My “art spark” came when I was 11when my piano teacher took me to my first opera, Mozart’s “Cosi fan tutte.” did not know the story nor the language but was enthralled with the performance. The music, the singing, the sets, the acting all mesmerized me. So later in life I founded Opera International to provide opportunities for the singers to be trained and perform, to educate the young into an appreciation of a higher art form and provide world class opera for the community at affordable prices.

2017 Lifetime Impact Award Recipient Phillip Brown

Sunday, November 5th, 2017

At this year’s County Executive’s Awards ceremony, Mr. Ike Leggett will present the 2017 Lifetime Impact Award
to Phillip Brown for his work with Montgomery County Woodturners.

Reserve your ticket today and join us on November 6 at 7 pm as we honor Phillip and many others, at the 2017 Montgomery County Executive’s Awards for Excellence in the Arts in Humanities

Read on and get to know a little more about Phillip.

In what ways do you think your involvement in the Montgomery County arts and culture sector is impactful?
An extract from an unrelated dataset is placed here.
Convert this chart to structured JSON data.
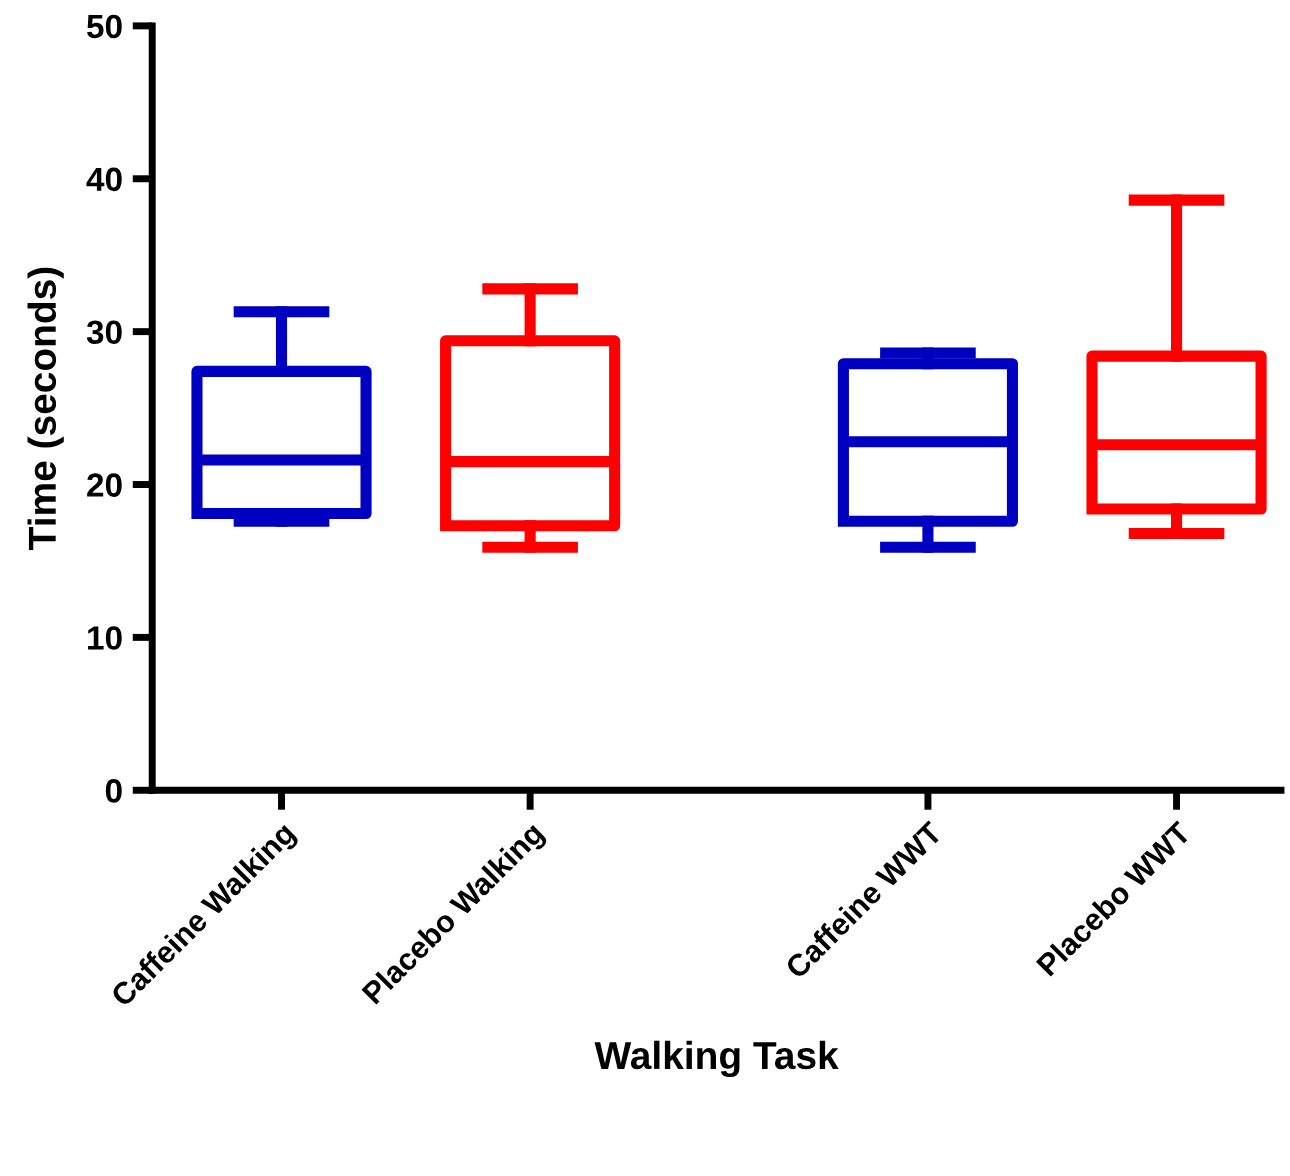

The formation of Montgomery County Woodturners (MCW) provides how-to-do-it training to amateurs, some of whom later create quality work accepted for exhibits and which sells in craft shows.  MCW has exhibited member work at eight county libraries, those with exhibit cases, for the last 10 years.  MCW has arranged multiple visits for members to major turned wood and craft collections in this area, including those of Fleur Bresler, Jerry and Deena Kaplan, Jane and Arthur Mason, and Judy and Jeff Bernstein.  I have shown my turned work in invited or juried exhibits at the Tower and Popcorn Galleries, Glen Echo Park; Kramer Gallery in Silver Spring; Blackrock Center for the Arts in Germantown: VisArts and Washington Arts (now Artists and Makers) in Rockville; and in Creative Crafts Council exhibitions at Strathmore Mansion, and serve as the CCC treasurer.  I helped hang pictures and shown in the Labor Day Art Shows at Glen Echo Park.
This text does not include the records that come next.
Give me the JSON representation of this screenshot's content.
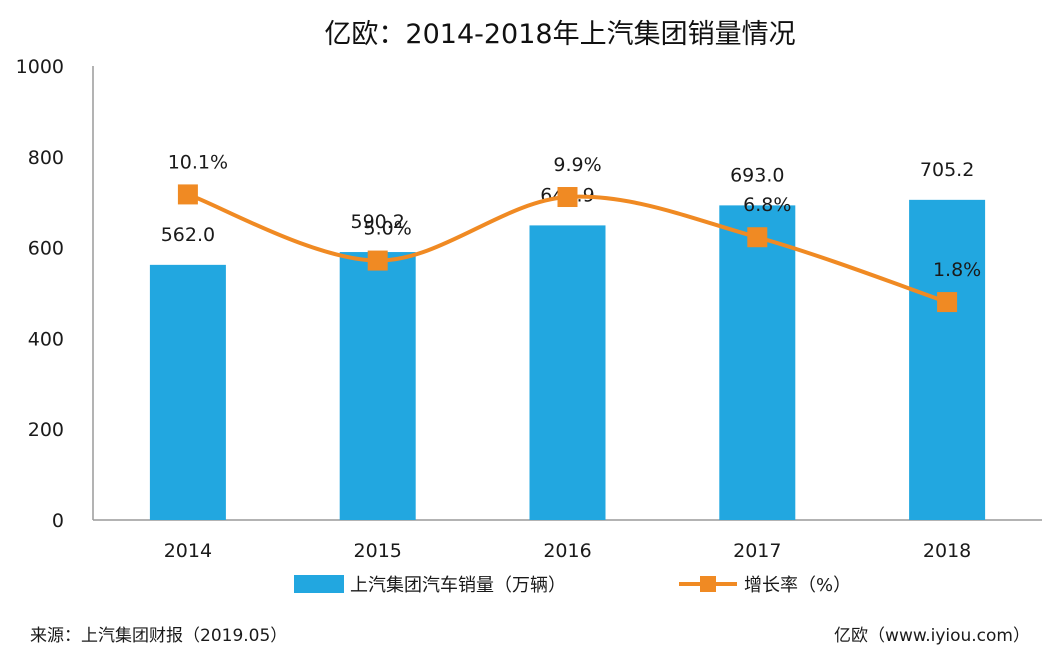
{
  "title": "亿欧：2014-2018年上汽集团销量情况",
  "source": "来源：上汽集团财报（2019.05）",
  "credit": "亿欧（www.iyiou.com）",
  "colors": {
    "bar": "#22a7e0",
    "line": "#f08a23",
    "axis": "#9a9a9a"
  },
  "chart_data": {
    "type": "bar",
    "title": "亿欧：2014-2018年上汽集团销量情况",
    "categories": [
      "2014",
      "2015",
      "2016",
      "2017",
      "2018"
    ],
    "ylim": [
      0,
      1000
    ],
    "yticks": [
      "0",
      "200",
      "400",
      "600",
      "800",
      "1000"
    ],
    "grid": false,
    "legend_position": "bottom",
    "series": [
      {
        "name": "上汽集团汽车销量（万辆）",
        "type": "bar",
        "values": [
          562.0,
          590.2,
          648.9,
          693.0,
          705.2
        ],
        "labels": [
          "562.0",
          "590.2",
          "648.9",
          "693.0",
          "705.2"
        ]
      },
      {
        "name": "增长率（%）",
        "type": "line",
        "secondary_axis": true,
        "values": [
          10.1,
          5.0,
          9.9,
          6.8,
          1.8
        ],
        "labels": [
          "10.1%",
          "5.0%",
          "9.9%",
          "6.8%",
          "1.8%"
        ]
      }
    ]
  }
}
What do you love about the arts and culture sector in Montgomery County?

I like that there are art centers and galleries where I can see exhibitions in all media, theaters like Round House and Olney, and the Baltimore Symphony at the Strathmore Music Center.

What advice do you have for anyone looking to get involved in arts and culture?

I would recommend people identify the medium they are most interest in, volunteer at an organization, and attend events and exhibitions focusing on the medium.  If they want to make art, there are classes at VisArts, Glen Echo Park, other art centers, and other places.

What do you see on the horizon for arts and culture in local and global communities?

I hope county, State and Federal funding will continue to be available to support the arts in our community as well as nationally and internationally. However, I am too poorly informed and involved to make a meaningful statement on this topic.

What was your earliest “art spark” or impetus for an interest in the arts?

An important and lasting spark for me was seeing the Craft Multiples exhibition at the Smithsonian Renwick Gallery in 1975. This exhibition caught the attention of numerous people who became craft artists or collectors.